Additionally, even if we assume that the remarks were improper, the defendant's claim could not meet the Williams test. The "misconduct" could not be considered severe, it was infrequent, and the court gave the jury instructions, both before and after the presentation of evidence, on the presumption of innocence and the state's burden of proof. We reject the defendant's contention that the prosecutor's remarks nullified the presumption of innocence and prejudiced the defendant enough to warrant reversal of the judgments.

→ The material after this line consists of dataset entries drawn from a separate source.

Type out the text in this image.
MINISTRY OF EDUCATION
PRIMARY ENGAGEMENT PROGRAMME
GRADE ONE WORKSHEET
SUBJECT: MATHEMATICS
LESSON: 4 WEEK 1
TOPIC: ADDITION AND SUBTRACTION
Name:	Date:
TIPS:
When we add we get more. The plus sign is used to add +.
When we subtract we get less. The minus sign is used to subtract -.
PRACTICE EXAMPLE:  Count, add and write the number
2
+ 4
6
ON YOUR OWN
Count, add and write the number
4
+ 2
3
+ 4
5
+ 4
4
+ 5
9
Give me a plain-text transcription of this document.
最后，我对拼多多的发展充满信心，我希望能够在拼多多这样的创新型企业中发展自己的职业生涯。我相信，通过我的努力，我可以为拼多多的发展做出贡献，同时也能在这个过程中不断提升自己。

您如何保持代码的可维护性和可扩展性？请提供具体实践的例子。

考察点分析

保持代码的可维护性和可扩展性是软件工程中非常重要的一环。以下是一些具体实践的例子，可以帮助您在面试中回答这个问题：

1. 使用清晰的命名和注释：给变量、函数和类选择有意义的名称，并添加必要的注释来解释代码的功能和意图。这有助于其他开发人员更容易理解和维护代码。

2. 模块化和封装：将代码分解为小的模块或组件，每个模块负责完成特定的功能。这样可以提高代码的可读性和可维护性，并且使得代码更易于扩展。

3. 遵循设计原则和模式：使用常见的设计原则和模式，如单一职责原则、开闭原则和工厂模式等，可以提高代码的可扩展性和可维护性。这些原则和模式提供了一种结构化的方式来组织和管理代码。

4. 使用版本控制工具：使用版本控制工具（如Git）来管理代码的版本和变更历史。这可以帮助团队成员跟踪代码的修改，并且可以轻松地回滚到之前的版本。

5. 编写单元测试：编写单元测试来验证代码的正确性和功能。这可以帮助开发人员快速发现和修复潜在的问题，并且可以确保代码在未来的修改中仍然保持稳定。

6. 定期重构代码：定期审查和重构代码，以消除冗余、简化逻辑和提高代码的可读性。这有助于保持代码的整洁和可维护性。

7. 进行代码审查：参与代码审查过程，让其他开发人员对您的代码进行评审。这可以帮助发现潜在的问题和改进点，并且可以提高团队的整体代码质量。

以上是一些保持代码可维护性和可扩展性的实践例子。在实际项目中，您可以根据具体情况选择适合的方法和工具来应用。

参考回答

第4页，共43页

The judgments are affirmed.

In this opinion the other judges concurred.

NOTES

[1] The defendant entered guilty pleas under the Alford doctrine to burglary in the third degree in connection with the Southington, Rocky Hill, Newington and Plainville burglaries. See North Carolina v. Alford, 400 U.S. 25, 37-38, 91 S. Ct. 160, 27 L. Ed. 2d 162 (1970).

[2] Even if we were to review the claim, we would affirm the court's ruling. All four elements of Whelan were met, and the finding that the statement was inconsistent with Grant's testimony was within the discretion of the court. After a review of the record, we conclude that the court did not abuse its discretion.

[3] The court stated: "Well, I am going to overrule your objection, because I see this as basically preliminary, introductory testimony. This really cannot be characterized as misconduct information. It's a foundation. It's the beginning of a story in which this is chapter one. Basically, [i]t ties in the relationship between [the defendant] and Mr. Grant, and it will go from there ... concerning how the officers eventually arrested Grant and talked to him. And that's the way I see it ... unfolding."

[4] Pursuant to North Carolina v. Alford, supra, 400 U.S. at 37-38, 91 S. Ct. 160, a criminal defendant may plead guilty to the state's charges without admitting that he committed the crimes in order to take advantage of a plea bargain, and to avoid the risk of conviction and a possibly more severe sentence after a trial.

[5] The defendant originally brought his claim under State v. Golding, supra, 213 Conn. at 239-40, 567 A.2d 823. Our Supreme Court in State v. Stevenson, 269 Conn. 563, 572-73, 849 A.2d 626 (2004), which was published after the briefs for this case were filed, held that unpreserved claims of prosecutorial misconduct do not have to fulfill the requirements of Golding, but instead must meet the test set forth in State v. Williams, 204 Conn. 523, 540, 529 A.2d 653 (1987).